This repository provides modules to visualize the various features of the Decision Tree Learning methods such as feature importance,split points and mutual information.Through visualization of these features users will be able to understand the in depth working of the Decision Tree modules in a comprehensive manner.Visualization of decision tree features can be done using various tools and libraries in Python by embedding it in the ECL code.One of the most commonly used libraries for visualizing decision trees is numpy along with the scikit-learn library.
- Provide a clear visual representation of the decision tree structure in ECL.
- Highlight the importance of different features in making decisions.
- Present decision rules in a human-readable format to enhance interpretability.
- Provide an interactive visualization tool that allows users to explore different parts of the decision tree.
- Serve as an educational tool for users unfamiliar with the specifics of decision trees in ECL.
- Provide insights into the inner workings of the model for training and knowledge transfer.
- Optimize the visualization for performance to handle larger datasets and trees efficiently.
This repository contains 3 files
- feature_imp.ecl
Feature importance in decision trees refers to the quantification of the contribution of each feature to the model's predictive performance. It helps to identify which features have a more significant impact on the decision-making process of the tree.The module visualizes the feature importance of each independent feature in the form of a bar graph with the specified names for the features and depicts the relative importance of each feature on a scale of 1.00. - mutualinfo.ecl
Mutual information is a measure of the amount of information that knowing the value of one variable (feature) provides about another variable (target class). In the context of decision trees, mutual information is commonly used as a criterion to determine the best feature to split on at each node. It helps quantify the reduction in uncertainty about the target variable that is achieved by considering a particular feature for the split.This module visualizes the mutual information between each independent and the dependent feature in the form of a bar graph showing the relative information gain on a scale of 1.00 - splitpoint.eclnb
In decision trees, split points refer to the values or conditions used to partition the data at each internal node. These split points determine how the data is divided into subsets as the tree branches from the root to the leaves. The choice of split points is a crucial aspect of building an effective decision tree.This module visualizes the split points of each independent feature as points on a bar graph showcasing each feature's min-max values.
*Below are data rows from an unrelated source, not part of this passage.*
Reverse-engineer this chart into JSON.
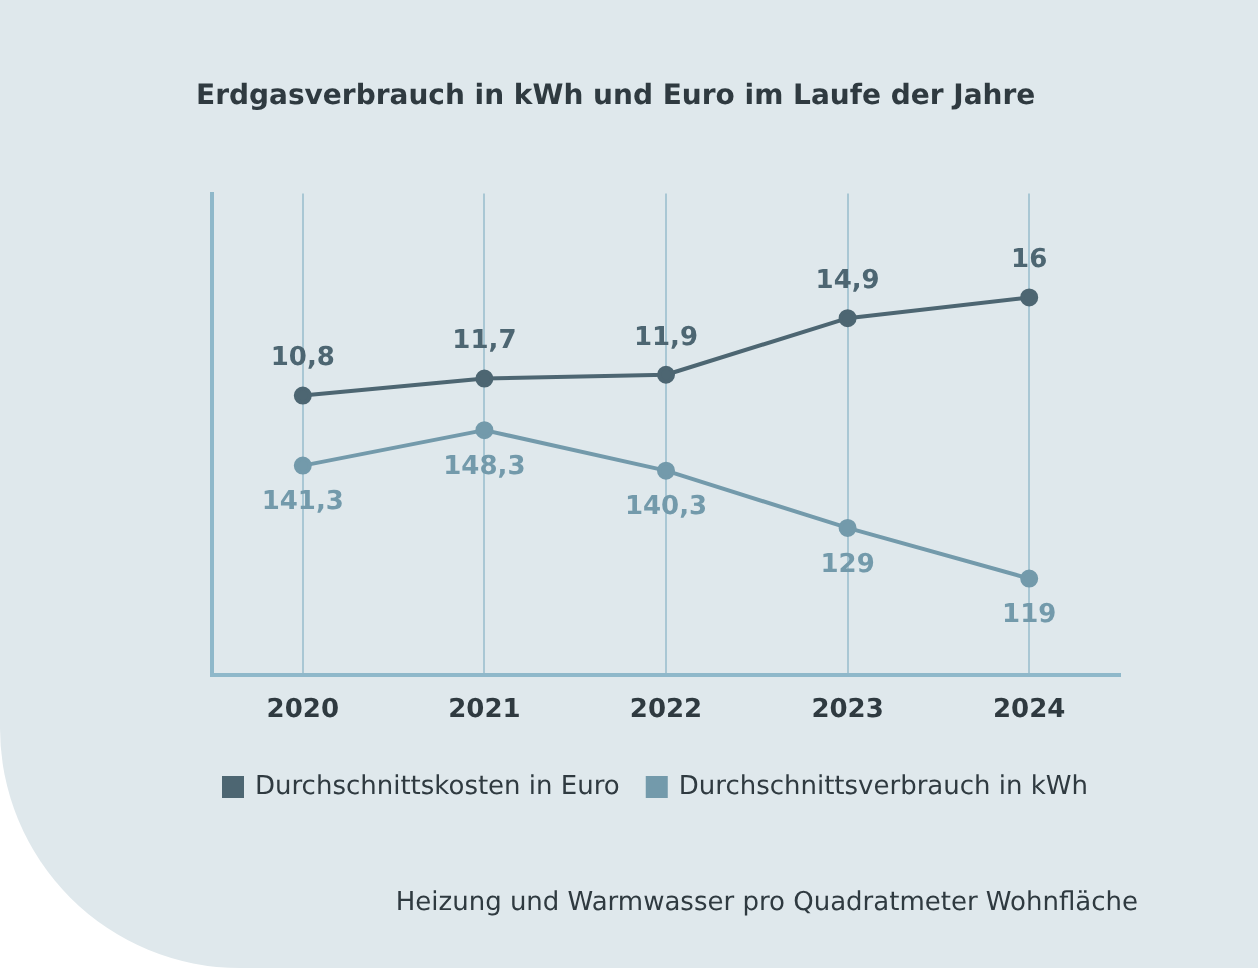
{
  "chart_data": {
    "type": "line",
    "title": "Erdgasverbrauch in kWh und Euro im Laufe der Jahre",
    "categories": [
      "2020",
      "2021",
      "2022",
      "2023",
      "2024"
    ],
    "series": [
      {
        "name": "Durchschnittskosten in Euro",
        "color": "#4d6672",
        "values": [
          10.8,
          11.7,
          11.9,
          14.9,
          16
        ],
        "value_labels": [
          "10,8",
          "11,7",
          "11,9",
          "14,9",
          "16"
        ]
      },
      {
        "name": "Durchschnittsverbrauch in kWh",
        "color": "#739aab",
        "values": [
          141.3,
          148.3,
          140.3,
          129,
          119
        ],
        "value_labels": [
          "141,3",
          "148,3",
          "140,3",
          "129",
          "119"
        ],
        "axis": "y2"
      }
    ],
    "ylim": [
      -4,
      21.5
    ],
    "y2lim": [
      100,
      195
    ],
    "grid": "x",
    "legend": "bottom",
    "marker": "circle",
    "line_style": "solid",
    "tick_labels": "x",
    "annotations": [
      "Heizung und Warmwasser pro Quadratmeter Wohnfläche"
    ]
  }
}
The input dataset records are loaded into ECL and Python along with necessary libraries such as pandas, numpy and Scikit-learn libraries that are used to construct Decision Trees models are embedded into ECL code using the EMBED function.The required feature from the decision tree is extracted using the dedicated library function and the results are sent to ECL in the form of a one dimensional list.The visualizer in ECL is used to visualize the information for quicker and better understanding of the Decision tree working.
- scikit-learn
- pandas
- numpy
The input dataset records are loaded into ECL and Python along with necessary libraries such as pandas, numpy and Scikit-learn libraries that are used to construct Decision Trees models are embedded into ECL code using the EMBED function.The required feature from the decision tree is extracted using the dedicated library function and the results are sent to ECL in the form of a one dimensional list.The visualizer in ECL is used to visualize the information for quicker and better understanding of the Decision tree working.
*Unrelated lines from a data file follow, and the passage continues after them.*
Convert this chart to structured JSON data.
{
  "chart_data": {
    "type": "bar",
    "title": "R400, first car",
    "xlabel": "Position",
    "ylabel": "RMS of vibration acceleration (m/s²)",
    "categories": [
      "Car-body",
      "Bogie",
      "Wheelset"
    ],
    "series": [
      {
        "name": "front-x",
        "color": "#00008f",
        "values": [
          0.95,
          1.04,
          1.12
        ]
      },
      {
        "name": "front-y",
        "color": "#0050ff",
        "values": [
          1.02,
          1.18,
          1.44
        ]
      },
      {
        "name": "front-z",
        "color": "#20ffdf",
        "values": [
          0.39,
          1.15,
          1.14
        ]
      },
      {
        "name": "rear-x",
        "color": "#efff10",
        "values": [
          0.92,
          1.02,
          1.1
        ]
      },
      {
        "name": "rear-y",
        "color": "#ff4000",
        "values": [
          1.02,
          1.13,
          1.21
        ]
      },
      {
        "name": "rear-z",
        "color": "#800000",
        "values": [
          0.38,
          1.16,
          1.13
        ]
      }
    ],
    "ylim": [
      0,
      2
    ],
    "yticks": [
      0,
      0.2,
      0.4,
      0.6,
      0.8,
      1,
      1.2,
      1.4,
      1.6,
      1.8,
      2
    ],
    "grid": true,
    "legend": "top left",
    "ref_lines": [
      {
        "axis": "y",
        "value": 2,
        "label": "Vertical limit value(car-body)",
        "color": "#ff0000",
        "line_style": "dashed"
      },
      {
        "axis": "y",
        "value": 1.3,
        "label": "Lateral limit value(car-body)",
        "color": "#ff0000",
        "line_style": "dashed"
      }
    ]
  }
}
Note that all models are trained on the IRIS dataset.
- feature_imp.ecl
Graph showcasing the feature importance of the independent features of the IRIS dataset. - mutualinfo.ecl
Graph showcasing the mutual importance of each independent feature with the dependent. - splitpoint.eclnb
Graph showcasing the max-min values of each independent feature and the different splits points of each feature.
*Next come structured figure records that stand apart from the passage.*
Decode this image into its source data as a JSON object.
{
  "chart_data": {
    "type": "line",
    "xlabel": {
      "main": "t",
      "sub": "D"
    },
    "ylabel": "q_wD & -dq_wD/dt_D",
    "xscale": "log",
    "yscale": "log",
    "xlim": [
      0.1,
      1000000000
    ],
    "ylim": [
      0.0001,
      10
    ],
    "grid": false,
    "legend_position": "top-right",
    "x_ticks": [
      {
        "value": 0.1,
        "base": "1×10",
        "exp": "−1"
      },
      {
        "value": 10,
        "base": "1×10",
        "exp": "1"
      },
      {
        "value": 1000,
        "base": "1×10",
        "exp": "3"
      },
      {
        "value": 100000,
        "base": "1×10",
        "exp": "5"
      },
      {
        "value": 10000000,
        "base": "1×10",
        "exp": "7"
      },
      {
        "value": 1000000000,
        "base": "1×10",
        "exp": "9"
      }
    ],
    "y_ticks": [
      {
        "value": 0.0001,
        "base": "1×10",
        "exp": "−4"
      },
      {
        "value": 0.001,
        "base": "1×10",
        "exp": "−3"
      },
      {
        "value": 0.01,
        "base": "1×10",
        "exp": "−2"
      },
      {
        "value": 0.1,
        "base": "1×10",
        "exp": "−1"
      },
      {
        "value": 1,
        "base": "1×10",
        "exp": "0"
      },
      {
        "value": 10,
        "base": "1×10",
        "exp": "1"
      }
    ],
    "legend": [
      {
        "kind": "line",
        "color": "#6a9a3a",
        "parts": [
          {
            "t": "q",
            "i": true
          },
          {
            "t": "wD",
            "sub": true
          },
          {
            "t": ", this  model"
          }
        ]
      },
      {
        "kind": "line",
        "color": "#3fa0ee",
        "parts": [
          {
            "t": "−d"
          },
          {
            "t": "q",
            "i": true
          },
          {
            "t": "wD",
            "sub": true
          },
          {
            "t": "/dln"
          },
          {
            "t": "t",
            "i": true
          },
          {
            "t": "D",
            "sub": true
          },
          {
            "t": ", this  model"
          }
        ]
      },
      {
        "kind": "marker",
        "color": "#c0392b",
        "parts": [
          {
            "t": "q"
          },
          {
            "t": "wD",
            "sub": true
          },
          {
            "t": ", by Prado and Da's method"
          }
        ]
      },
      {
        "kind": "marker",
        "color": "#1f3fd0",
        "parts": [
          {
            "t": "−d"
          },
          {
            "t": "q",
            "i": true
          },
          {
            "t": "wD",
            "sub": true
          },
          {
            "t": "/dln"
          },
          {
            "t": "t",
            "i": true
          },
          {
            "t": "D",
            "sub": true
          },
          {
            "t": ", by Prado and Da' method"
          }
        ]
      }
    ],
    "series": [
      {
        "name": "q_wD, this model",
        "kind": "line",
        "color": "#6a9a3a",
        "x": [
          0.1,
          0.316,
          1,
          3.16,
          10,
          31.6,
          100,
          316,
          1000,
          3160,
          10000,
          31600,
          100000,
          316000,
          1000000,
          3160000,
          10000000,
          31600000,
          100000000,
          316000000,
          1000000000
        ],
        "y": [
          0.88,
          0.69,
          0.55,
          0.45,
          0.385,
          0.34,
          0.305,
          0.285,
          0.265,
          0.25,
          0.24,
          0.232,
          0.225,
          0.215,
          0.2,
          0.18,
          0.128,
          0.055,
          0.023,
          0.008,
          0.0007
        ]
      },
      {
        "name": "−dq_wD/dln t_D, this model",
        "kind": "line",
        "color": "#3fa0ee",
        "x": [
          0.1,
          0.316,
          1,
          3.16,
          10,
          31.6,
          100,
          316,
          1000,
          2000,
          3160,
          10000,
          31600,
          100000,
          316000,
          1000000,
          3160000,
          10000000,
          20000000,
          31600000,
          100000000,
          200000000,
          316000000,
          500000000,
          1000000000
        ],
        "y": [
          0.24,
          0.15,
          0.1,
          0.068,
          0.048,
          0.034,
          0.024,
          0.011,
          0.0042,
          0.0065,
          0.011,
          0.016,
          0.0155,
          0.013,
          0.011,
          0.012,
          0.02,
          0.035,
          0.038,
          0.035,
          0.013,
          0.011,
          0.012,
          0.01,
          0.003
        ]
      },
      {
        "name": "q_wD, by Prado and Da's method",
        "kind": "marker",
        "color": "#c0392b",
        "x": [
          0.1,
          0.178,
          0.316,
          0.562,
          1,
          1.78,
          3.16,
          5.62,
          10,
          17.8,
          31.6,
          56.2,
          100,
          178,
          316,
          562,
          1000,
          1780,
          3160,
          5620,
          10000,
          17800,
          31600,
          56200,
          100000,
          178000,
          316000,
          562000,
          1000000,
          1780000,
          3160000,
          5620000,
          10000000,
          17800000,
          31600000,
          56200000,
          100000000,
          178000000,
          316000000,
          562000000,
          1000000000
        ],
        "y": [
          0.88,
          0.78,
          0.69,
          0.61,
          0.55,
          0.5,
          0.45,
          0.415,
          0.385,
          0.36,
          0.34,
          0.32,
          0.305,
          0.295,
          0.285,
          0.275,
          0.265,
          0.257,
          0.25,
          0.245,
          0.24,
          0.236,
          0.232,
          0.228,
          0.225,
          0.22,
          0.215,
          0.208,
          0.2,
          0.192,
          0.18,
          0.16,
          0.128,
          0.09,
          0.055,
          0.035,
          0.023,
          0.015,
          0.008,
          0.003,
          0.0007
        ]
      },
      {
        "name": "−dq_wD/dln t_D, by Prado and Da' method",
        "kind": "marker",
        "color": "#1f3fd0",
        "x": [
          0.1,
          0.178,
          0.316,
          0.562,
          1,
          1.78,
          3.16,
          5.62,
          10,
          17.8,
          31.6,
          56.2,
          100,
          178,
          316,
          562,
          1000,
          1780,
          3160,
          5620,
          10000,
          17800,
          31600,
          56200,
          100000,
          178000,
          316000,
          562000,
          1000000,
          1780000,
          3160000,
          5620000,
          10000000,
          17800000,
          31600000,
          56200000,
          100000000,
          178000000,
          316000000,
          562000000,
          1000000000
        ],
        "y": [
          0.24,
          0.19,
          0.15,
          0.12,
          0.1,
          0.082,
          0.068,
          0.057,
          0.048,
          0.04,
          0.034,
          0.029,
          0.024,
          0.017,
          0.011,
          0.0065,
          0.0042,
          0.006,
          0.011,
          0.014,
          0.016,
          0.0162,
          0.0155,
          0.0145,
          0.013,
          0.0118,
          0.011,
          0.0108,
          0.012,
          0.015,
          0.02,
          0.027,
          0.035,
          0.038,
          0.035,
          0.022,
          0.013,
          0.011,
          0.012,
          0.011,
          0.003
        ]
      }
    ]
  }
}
Assuming that HPCC cluster is up and running in your computer: -
- Install ML Core as an ECL bundle by running the below in your terminal or command prompt.
ecl bundle install https://github.com/hpcc-systems/ML_Core.git
- Install Visualizer as an ECL bundle by running the below in your termianl or command prompt.
ecl bundle install https://github.com/hpcc-systems/Visualizer.git
- Now that the dependencies have been taken care of, we can run
feature_imp.ecl
on thor
ecl run thor feature_imp.ecl
- Note that splitpoint.eclnb will only run in Visual Studio Code with the required ECL extension.